Bon Portosin, ça a l’air plutôt sympa comme petit port d’escale. Mais une fois le plein fait, nous repartons pour un ou deux milles afin de jeter l’ancre un peu plus à l’écart de la civilisation. Nous arrivons au niveau d’un renfoncement derrière la Punta Aguieira. L’ancre est jetée devant une grande plage de sable doré par 5-6 mètres de profondeur. Niquel ! Renaissance peut se reposer… 

Le vent de sud souffle toujours et sera normalement présent les jours prochains. Passage du Cap Finisterre demain ou après-demain ?
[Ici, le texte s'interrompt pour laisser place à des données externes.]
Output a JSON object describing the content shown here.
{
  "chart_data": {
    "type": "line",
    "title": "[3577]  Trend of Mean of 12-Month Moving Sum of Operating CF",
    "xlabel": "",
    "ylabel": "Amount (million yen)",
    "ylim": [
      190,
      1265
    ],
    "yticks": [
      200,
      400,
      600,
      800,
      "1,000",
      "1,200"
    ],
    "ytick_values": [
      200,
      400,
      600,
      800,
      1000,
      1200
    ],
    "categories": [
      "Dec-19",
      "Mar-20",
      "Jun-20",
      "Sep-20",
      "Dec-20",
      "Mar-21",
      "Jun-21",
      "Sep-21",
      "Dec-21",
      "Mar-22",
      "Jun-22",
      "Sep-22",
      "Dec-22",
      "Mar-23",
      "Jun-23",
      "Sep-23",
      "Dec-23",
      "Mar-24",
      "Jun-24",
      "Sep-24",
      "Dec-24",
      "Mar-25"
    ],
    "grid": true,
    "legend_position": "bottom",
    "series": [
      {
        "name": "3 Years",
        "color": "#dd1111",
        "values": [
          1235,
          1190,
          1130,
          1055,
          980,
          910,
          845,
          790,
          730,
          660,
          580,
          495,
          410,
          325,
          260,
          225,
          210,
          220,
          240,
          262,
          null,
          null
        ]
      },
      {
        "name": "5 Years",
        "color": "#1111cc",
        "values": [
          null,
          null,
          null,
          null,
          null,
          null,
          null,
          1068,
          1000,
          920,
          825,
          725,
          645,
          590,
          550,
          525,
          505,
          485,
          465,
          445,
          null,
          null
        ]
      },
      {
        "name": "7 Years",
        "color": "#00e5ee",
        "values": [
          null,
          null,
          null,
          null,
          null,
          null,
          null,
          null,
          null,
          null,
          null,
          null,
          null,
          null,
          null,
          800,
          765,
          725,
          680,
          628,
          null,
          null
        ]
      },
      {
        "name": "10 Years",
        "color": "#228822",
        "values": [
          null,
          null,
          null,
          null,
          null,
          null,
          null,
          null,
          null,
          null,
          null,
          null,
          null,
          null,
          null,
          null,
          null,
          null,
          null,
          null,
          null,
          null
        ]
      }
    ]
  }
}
(Vivement que ce soit fait !)

Mouillage ria d’Aldan, on aime !

La nuit a été calme sur le petit ponton extérieur de Viana do Castello. Malheureusement au petit matin, une brume épaisse nous a très vite entourés. On n’y voyait vraiment plus rien aux alentours, pas même les deux bouées vertes pas très loin de nous. Partons ou partons pas ? Nous avons bien essayé d’attendre que cela se dissipe un peu mais sans grand succès… Les anglais d’hier ont largué les amarres et nous avons fait de même en croisant les doigts pour que la sortie du chenal se passe bien. Plus d’une dizaine de bouées balisent ce dernier et elles furent difficiles à voir.

Les dragueurs de coquillages :)

Ca y’est ; nous sommes en mer ! La brume disparait peu à peu pour laisser place à un grand soleil radieux ! Mais c’est qu’il commence à faire chaud en plus. On tombe vestes de quart et quelques couches de vêtements… Pas de vent, nous faisons route au moteur. Avec joie, nous dépassons La Guardia qui signe la fin de notre périple au Portugal. On s’empresse alors de changer de pavillon de courtoisie ; et oui, Renaissance est à présent en Galice…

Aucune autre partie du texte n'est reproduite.